Denise Kiernan has a feedback form on her website, so I left her the following note:

"I just wanted to drop you a note and let you know that I absolutely loved The Girls of Atomic City. I don't usually read non-fiction, but I couldn't put this book down! It's always awesome to hear sides of a story that aren't well known. Thanks for writing such a great book!"

I have a ton of books I've read and haven't posted about... maybe I'll get around to that someday!

Monday, March 18, 2013

Jeanette Winterson: " all children, adopted or not, I have had to live out some of her unlived life."

So, I know I haven't written in awhile. Since the last time (October, apparently) I've read quite a few books. I just haven't found the time to write about them. Hopefully I'll start making time to post a bit more! However, I say that almost every time I start again, and I usually get too busy. We'll see.

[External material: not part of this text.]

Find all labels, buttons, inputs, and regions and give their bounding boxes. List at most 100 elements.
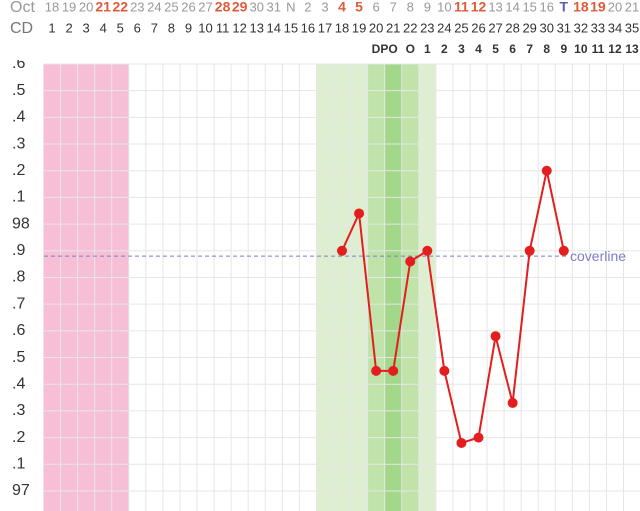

Anyway, onto the book! Why Be Happy When You Could Be Normal? (Amazon) by Jeanette Winterson is a memoir, which is a change of pace from my usual books. Jeanette Winterson was adopted by a Pentecoastal family. Her story is not a very happy one-her adoptive mother was a religious zealot whose behavior became worse once Jeanette revealed she was a lesbian. Jeanette Winterson also wrote Oranges Are Not The Only Fruit, which the inside cover of Why Be Happy When You Could be Normal? claims is "considered one of the most important books of contemporary fiction." However, I've never read or heard of Oranges Are Not The Only Fruit (oops).

Why Be Happy When You Could Be Normal is a very interesting read. It can get a bit intense at points, but I think the overall journey is worth it. It's definitely interesting to see a different take on adoption-often adoptive parents are glorified as amazing, perfect people. It rarely occurs to people that an abusive person might want to adopt a child.

Jeanette Winterson has a small feedback form on her site, so I left her a note:

"I just wanted to let you know that I recently read Why Be Happy When You Could Be Normal? and I really enjoyed it. You have a wonderful writing style and your story is very inspirational. Thank you for sharing it with the world!"

Anyway, that's all for now. We'll see if I manage to post more consistently.